Lejos de representar un hecho coyuntural, el giro chino de Rusia, a medida que se afiance y profundice, unido a su cooperación estrecha en el marco de los BRICS o la Organización de Cooperación de Shanghai, escenifica una complementariedad reflejada en la proliferación de nuevos vínculos que pueden dotar de irreversibilidad el acercamiento bilateral. Quiere esto decir que si bien Rusia y Occidente podrán en un momento dado llegar a un acuerdo sobre la gestión de la crisis de Ucrania (inevitable, tarde o temprano), no parece probable que de ello se derive un replanteamiento a fondo por parte de Moscú de unas relaciones con China que habrán ganado en estos años profundidad bilateral y un alcance geopolítico mayor.
La mejora de la comunicación entre los respectivos líderes, con frecuentes visitas al máximo nivel, y la complementariedad mutua confirman una relación constructiva y dotada de creciente significación práctica que puede facilitar la convergencia y la integración de ambas partes. Podríamos tener pronto un modelo de relaciones que sustente una comunidad euroasiática en base a pilares mutuamente pactados y distanciados de los que en su día propiciaron el acercamiento entre Rusia y la UE en la posguerra fría. Las fortalezas emergentes de China y Rusia parecen poder convivir sin conflicto, a diferencia de lo que ocurre entre Rusia y la UE, empeñadas en un desgaste mutuo de capacidades. En el primer caso, unas relaciones más equitativas dotan de sentido la cooperación estratégica.

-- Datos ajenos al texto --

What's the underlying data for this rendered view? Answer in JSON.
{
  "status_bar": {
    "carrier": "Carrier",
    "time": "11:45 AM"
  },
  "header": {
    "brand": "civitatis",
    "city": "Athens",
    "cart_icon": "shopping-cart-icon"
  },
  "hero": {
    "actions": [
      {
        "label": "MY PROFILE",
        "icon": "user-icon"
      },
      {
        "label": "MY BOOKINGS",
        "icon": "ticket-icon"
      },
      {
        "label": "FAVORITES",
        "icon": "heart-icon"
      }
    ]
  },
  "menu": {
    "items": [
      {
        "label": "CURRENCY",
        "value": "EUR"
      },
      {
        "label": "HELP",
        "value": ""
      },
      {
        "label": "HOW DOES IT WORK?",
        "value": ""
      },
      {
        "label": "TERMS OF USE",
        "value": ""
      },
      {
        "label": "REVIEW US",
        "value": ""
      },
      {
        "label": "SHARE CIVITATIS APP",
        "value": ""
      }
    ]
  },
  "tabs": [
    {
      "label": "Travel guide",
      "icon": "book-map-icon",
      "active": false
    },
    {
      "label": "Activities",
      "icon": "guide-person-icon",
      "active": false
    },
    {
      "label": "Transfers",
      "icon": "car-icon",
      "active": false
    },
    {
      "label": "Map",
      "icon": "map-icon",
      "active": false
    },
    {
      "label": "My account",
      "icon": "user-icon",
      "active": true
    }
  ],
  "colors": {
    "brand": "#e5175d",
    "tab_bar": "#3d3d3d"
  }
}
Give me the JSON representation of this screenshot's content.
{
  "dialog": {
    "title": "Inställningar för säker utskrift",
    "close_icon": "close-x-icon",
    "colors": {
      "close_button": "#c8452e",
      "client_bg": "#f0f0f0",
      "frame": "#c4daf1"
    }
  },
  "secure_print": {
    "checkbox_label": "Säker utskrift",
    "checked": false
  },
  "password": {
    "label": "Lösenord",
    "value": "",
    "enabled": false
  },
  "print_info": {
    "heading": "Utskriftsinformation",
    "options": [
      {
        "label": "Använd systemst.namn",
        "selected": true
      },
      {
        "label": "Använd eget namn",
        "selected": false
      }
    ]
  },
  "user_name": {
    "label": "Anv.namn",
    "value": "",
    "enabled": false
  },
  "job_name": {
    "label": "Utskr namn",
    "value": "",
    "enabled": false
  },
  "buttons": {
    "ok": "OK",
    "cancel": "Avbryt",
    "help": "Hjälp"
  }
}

Pero, además, estas nuevas coordenadas pueden conferir a China un papel singular en la reconstrucción de las relaciones entre Rusia y la UE, incidiendo en la conformación de un modelo que relativice la trascendencia de la sintonía con Bruselas a pesar de la reconocida cercanía histórica y cultural de Moscú con el Viejo Continente. Puede que China no despierte a día de hoy tanto entusiasmo en el Kremlin como hasta no hace mucho ocurría con Europa, pero el afán continental por debilitar la proyección del poder ruso y la consiguiente dilapidación de la ilusión integradora, aboca a Moscú a abrazar esa nueva Asia que China va camino de hegemonizar. Activado y reforzado ese vínculo, sin pretensiones de ejercer doctrinarismo ideológico, estableciendo una cartera diferente de valores comunes y convertidas ambas partes en socios en extremo pragmáticos, pudiera no ser tan fácil deshacer lo andado.